The agglutination reaction in the diagnosis of tuberculosis

Many attempts have been made in the past to make use of the agglutination reaction in the diagnosis of tuberculosis. The test has been found unsatisfactory largely because of the fact that the tubercle bacilli grow in adherent masses from which it has been difficult to prepare the homogeneous suspensions necessary for carrying out the test.

In the year 1918 Larson, Hartzell and Diehl 1 described a method of emulsifying and disrupting bacteria by subjecting them to the influence of carbon dioxide under high pressure, after which the pressure was suddenly released, causing a disruption of the organisms as a result of the rapid escape of the gas with which they were filled.

Tubercle bacilli grown on glycerine broth or glycerine agar are suspended in distilled water and placed in the apparatus where they are subjected to CO₂ pressure for two or more hours. The process may be repeated as often as desired although one treatment, as a rule, is sufficient to effect emulsification. By repeating the process several times a large percentage of the organisms may be disrupted. After the CO₂ treatment the emulsion is diluted to the desired standard with salt solution.

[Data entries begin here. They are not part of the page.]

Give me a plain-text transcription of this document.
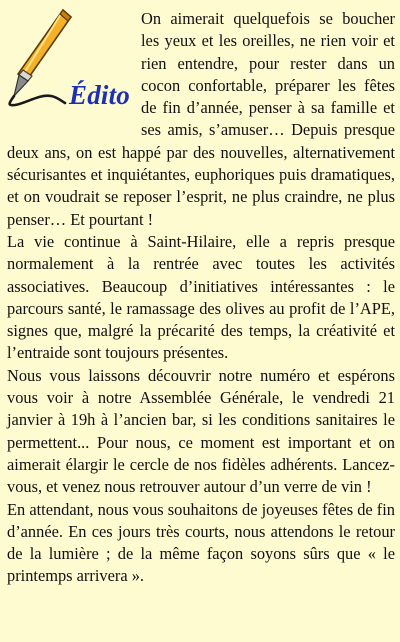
Édito

On aimerait quelquefois se boucher les yeux et les oreilles, ne rien voir et rien entendre, pour rester dans un cocon confortable, préparer les fêtes de fin d’année, penser à sa famille et ses amis, s’amuser… Depuis presque deux ans, on est happé par des nouvelles, alternativement sécurisantes et inquiétantes, euphoriques puis dramatiques, et on voudrait se reposer l’esprit, ne plus craindre, ne plus penser… Et pourtant !

La vie continue à Saint-Hilaire, elle a repris presque normalement à la rentrée avec toutes les activités associatives. Beaucoup d’initiatives intéressantes : le parcours santé, le ramassage des olives au profit de l’APE, signes que, malgré la précarité des temps, la créativité et l’entraide sont toujours présentes.

Nous vous laissons découvrir notre numéro et espérons vous voir à notre Assemblée Générale, le vendredi 21 janvier à 19h à l’ancien bar, si les conditions sanitaires le permettent... Pour nous, ce moment est important et on aimerait élargir le cercle de nos fidèles adhérents. Lancez-vous, et venez nous retrouver autour d’un verre de vin !

En attendant, nous vous souhaitons de joyeuses fêtes de fin d’année. En ces jours très courts, nous attendons le retour de la lumière ; de la même façon soyons sûrs que « le printemps arrivera ».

In this way a perfectly homogeneous suspension of tubercle bacilli, which gives no sediment after standing several days without agitation, may be obtained. The addition of 0.2 per cent. trikresol enables the suspension to be kept in the laboratory indefinitely.

We have performed the agglutination reaction on three hundred cases, one hundred of which were known to have tuberculosis, and two hundred “normal “ cases. With one exception all of the tubercular cases gave agglutination. Of the “normals “ all but five gave a negative reaction. Of the cases five which gave the positive reaction four were suspected of having syphilis but only one of these had ever given a positive Wassermann.